Speaking at a forum in Frankfurt, Nagel stated: “We must secure our own transaction infrastructure, otherwise we risk falling further behind in the digital money landscape.” His comments come amid the European Union’s push to regulate digital assets through the Markets in Crypto-Assets (MiCA) framework, which aims to establish clear rules and oversight for digital financial instruments.
The urgency is underscored by current market dynamics. Dollar-backed stablecoins now account for over $310 billion, dominating global markets. By contrast, euro-based liquidity remains marginal. This stark imbalance has raised concerns among European regulators, who fear that without viable euro-denominated alternatives, the continent could face a wave of “digital dollarisation,” where cross-border payments and settlements increasingly rely on the US currency.
Nagel drew a clear distinction between institutional and retail applications of digital currencies:
Wholesale CBDC: Intended for institutional use, allowing banks to execute programmable payments directly in central bank money.
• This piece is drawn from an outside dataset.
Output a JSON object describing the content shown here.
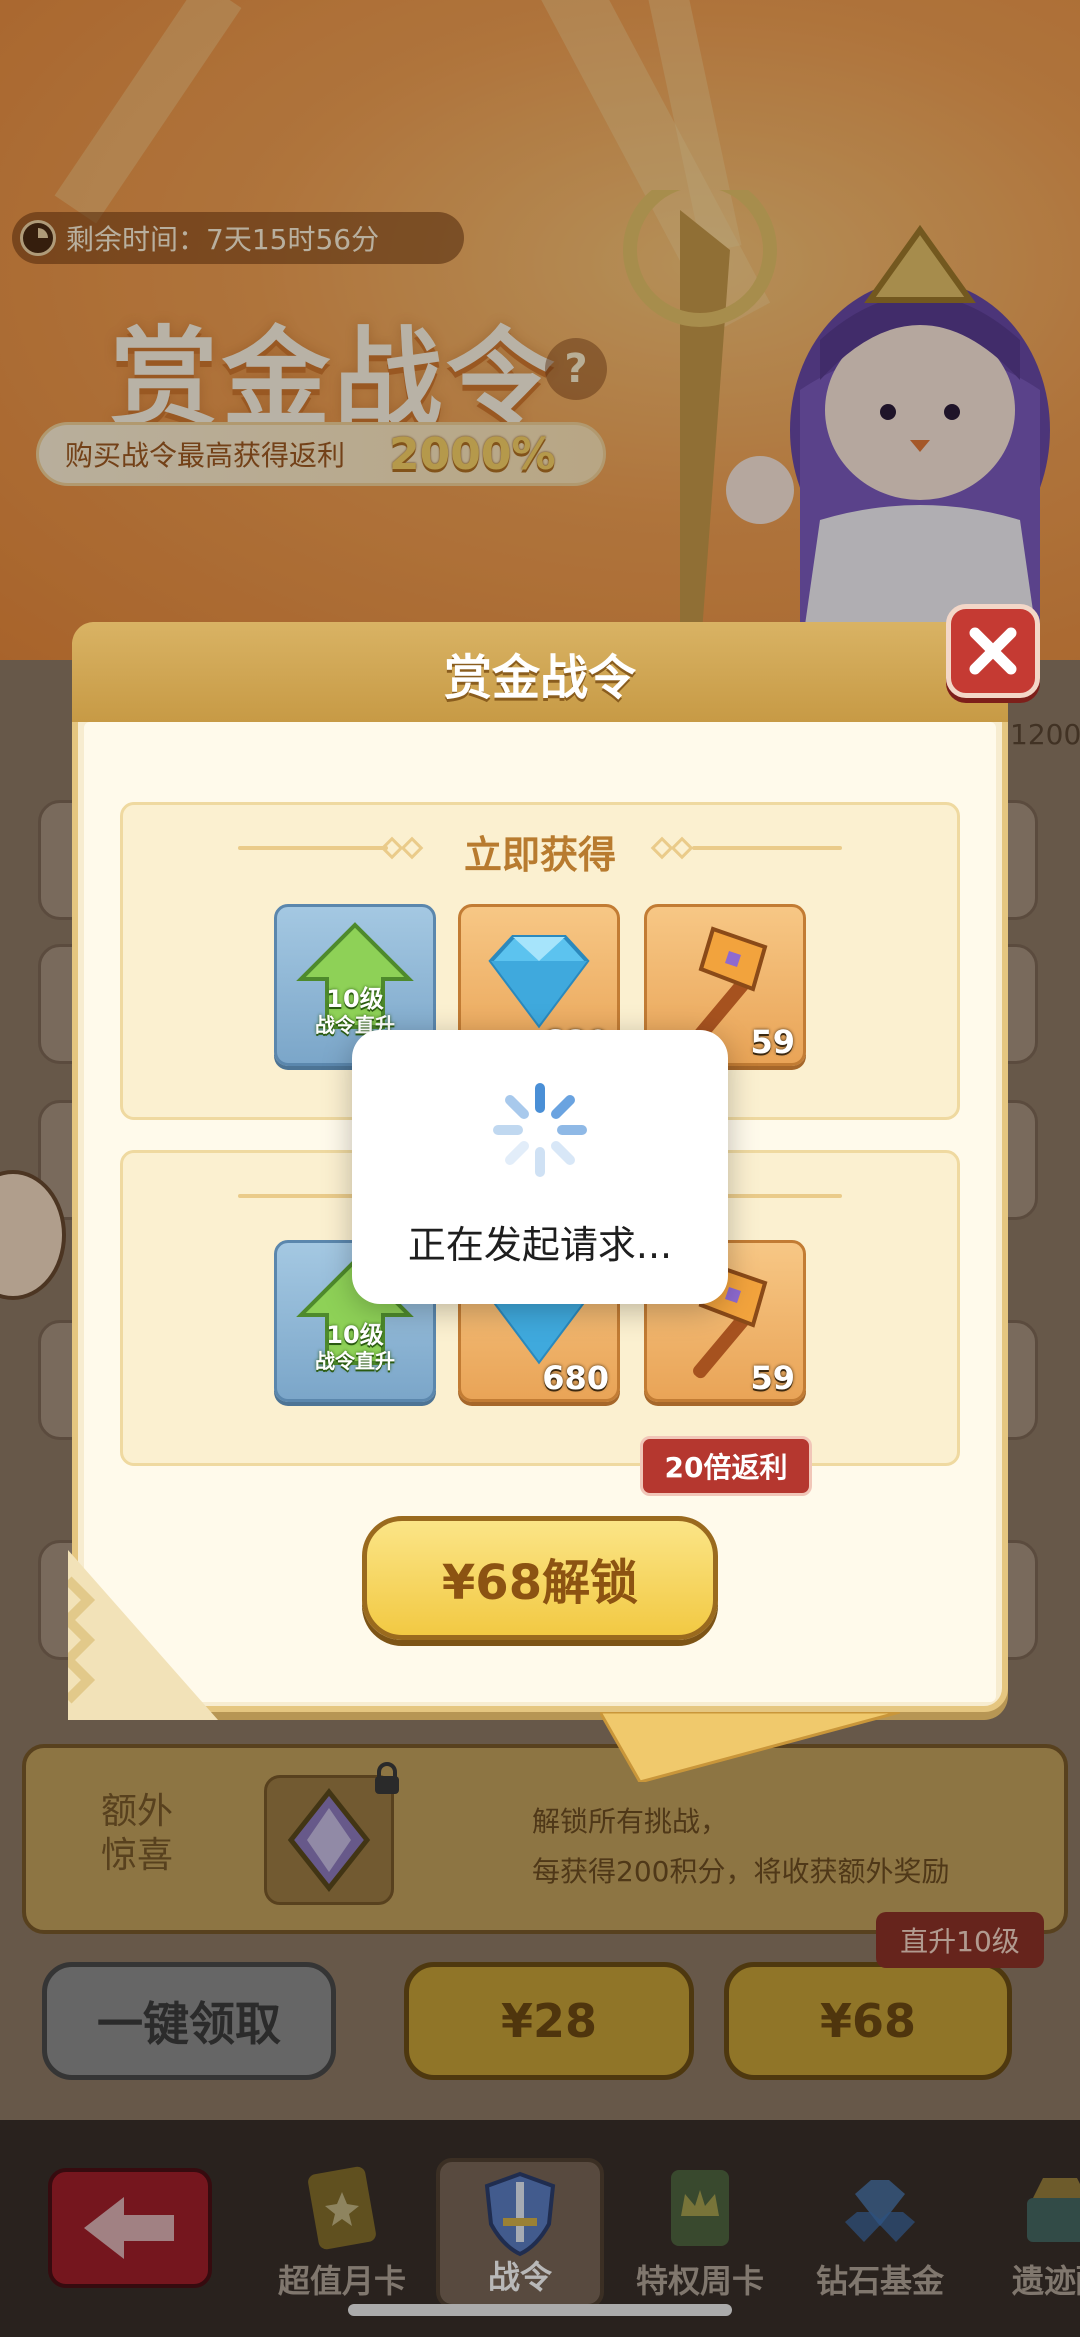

Euro Stablecoins: Targeted at the private sector, offering efficient and cost-effective cross-border payment solutions.
The following table illustrates the current disparity between dollar- and euro-based stablecoins:
| Type of Stablecoin | Market Value (USD Billion) | Target Use | Notes |
|---|---|---|---|
| Dollar-backed Stablecoins | 310+ | International transactions, retail, institutional | Dominant in global market |
| Euro-backed Stablecoins | Negligible | European retail and cross-border payments | Requires development and expansion |
Nagel’s message is clear: Europe must develop competitive euro-denominated alternatives rather than merely issuing warnings. However, the stringent capital requirements and regulatory constraints under MiCA could slow innovation.
The battle for stablecoin supremacy is poised to extend beyond blockchain technology into legislative and policy arenas, as governments worldwide increase scrutiny over digital assets. The digital euro is no longer a theoretical concept; the critical question is how quickly it can be implemented. Both Europe and the United States are moving to finalise regulatory frameworks, and the timing of their rollouts will likely determine which currency takes the lead in the rapidly evolving digital payments market.
In essence, Nagel’s stance positions Europe at a crossroads: either accelerate the adoption of euro-based digital infrastructure or risk ceding influence in global digital finance to the dollar.